Malgré une évidente volonté de rendre le tout organique, c’est surtout une impression de rigidité qui s’en dégage. La faute à des déplacements imprécis, mais également à l’absence de marge de manœuvre pour le joueur : par exemple, associer la corde et la flèche pour créer un grappin ne fonctionnera que si vous ouvrez d’abord le close-up de la flèche, puis choisissez la corde. Faire la manipulation dans l’autre sens (ouvrir d’abord la corde, puis lui associer la flèche) est impossible. Ce qui double le temps de recherche de solutions pour une énigme : il faut tester toutes les combinaisons d’objets deux fois, histoire d’être sûr. Basculer sur le clavier et la souris s’avère également décevant. On retrouve certes une plus grande précision dans les déplacements et la sélection des items, mais pour une raison inconnue toute l’interface se résume à un pointeur blanc en croix qui passe en surbrillance quand on est sur un élément interactif. En termes d’ergonomie, on a déjà vu mieux… dans le premier Yesterday, par exemple.



Fort heureusement, le tableau n’est pas si sombre et Origins s’en tire avec les honneurs sur de nombreux points. On peut déjà souligner la durée de vie, doublée par rapport au premier épisode. Mais également des graphismes qui tiennent la route, notamment (et c’est une première dans l’histoire du studio) l’intégration des personnages animés dans les décors dessinés. Décors qui offrent d’ailleurs pas mal de variété dans leur mise en scène, avec des plans larges ou plus resserrés, de la profondeur de champ lorsque c’est nécessaire, l’utilisation des close-up pour enrichir les détails, etc.
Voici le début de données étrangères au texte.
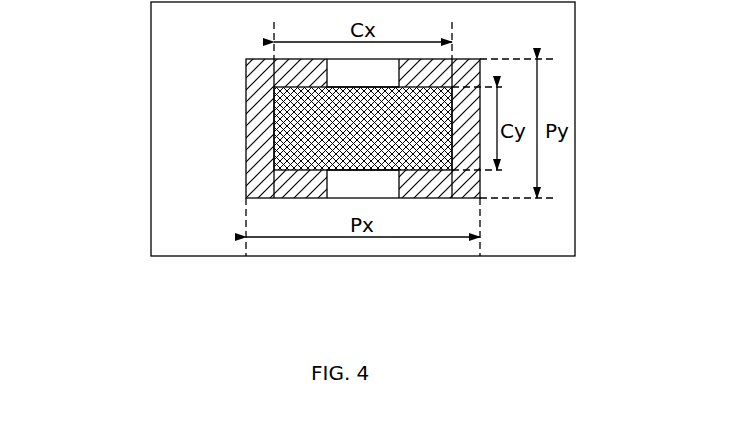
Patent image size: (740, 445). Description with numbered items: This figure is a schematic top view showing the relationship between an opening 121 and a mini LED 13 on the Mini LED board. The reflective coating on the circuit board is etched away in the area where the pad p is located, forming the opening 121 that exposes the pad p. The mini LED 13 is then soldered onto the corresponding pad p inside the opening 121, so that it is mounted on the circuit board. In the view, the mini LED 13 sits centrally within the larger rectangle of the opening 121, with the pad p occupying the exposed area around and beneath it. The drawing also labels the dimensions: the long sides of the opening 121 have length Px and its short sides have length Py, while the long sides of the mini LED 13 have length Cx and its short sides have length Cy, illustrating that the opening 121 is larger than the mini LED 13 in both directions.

The opening 121 is at (246, 130).
The mini LED 13 is at (348, 133).
The pad p is at (468, 143).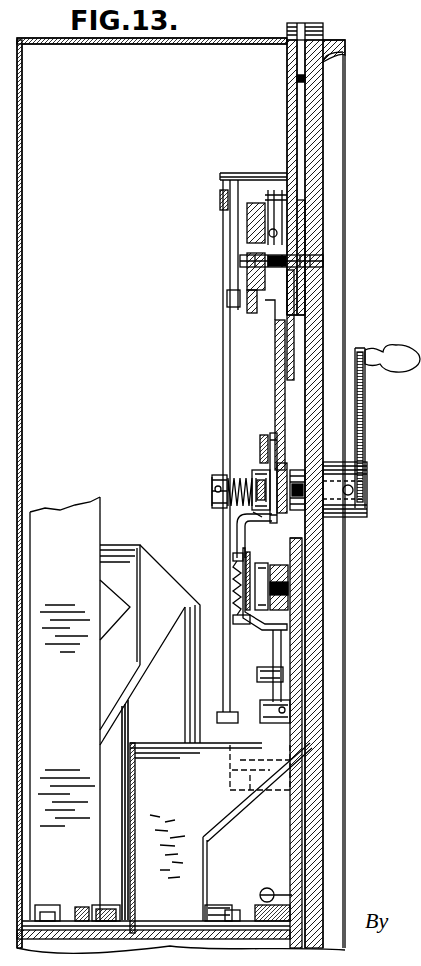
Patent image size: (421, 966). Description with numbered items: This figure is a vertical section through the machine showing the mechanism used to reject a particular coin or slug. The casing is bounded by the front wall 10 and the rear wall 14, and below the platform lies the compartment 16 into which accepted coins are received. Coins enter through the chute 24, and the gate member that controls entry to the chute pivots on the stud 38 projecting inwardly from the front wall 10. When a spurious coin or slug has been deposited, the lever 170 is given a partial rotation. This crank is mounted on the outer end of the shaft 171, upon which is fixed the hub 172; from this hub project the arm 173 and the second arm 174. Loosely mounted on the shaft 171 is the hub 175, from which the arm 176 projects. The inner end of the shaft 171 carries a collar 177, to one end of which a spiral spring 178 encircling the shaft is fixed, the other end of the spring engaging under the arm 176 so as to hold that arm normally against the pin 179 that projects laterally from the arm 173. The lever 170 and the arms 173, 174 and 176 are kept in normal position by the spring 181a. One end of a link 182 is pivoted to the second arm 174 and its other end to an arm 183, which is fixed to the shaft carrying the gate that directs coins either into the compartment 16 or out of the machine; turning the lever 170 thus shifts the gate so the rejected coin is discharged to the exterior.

On notera aussi le retour des doublages français, plutôt de bonne tenue malgré des acteurs contraints d’endosser plusieurs rôles (notamment Edwige Lemoine) et malgré une synchronisation labiale toujours perfectible.



Plus globalement, le jeu s’autorise pas mal de choses dans ce qu’il montre et surtout ce qu’il suggère, sous couvert d’humour noir. Le résultat est parfois étrange, comme cette séquence du début où on dirige Pauline qui prépare méthodiquement son suicide afin de renaître dans son corps plus jeune de trois ans, et qui aurait peut-être mérité un petit trigger warning que je vous délivre ici. Mais le plus souvent, on s’amuse beaucoup grâce à la marque de fabrique des Pendulo : des personnages haut en couleur qui mettent suffisamment de distance avec le gore du propos pour qu’on le prenne au second degré. La désinvolture de Pauline, la folie de Boris, le dandysme froid des tueurs à gage… Autant d’éléments qui font que le jeu dégage une personnalité propre malgré ses défauts. Une personnalité qu’on pensait ne plus jamais revoir, alors autant en profiter.
La qualité de Yesterday Origins fluctue tout au long de l’aventure, qui embarque certains des défauts historiques des productions Pendulo. On en retient heureusement les qualités qu’on était en droit d’attendre du studio madrilène : de l’humour, des décors bien foutus et beaucoup de liberté dans l’écriture.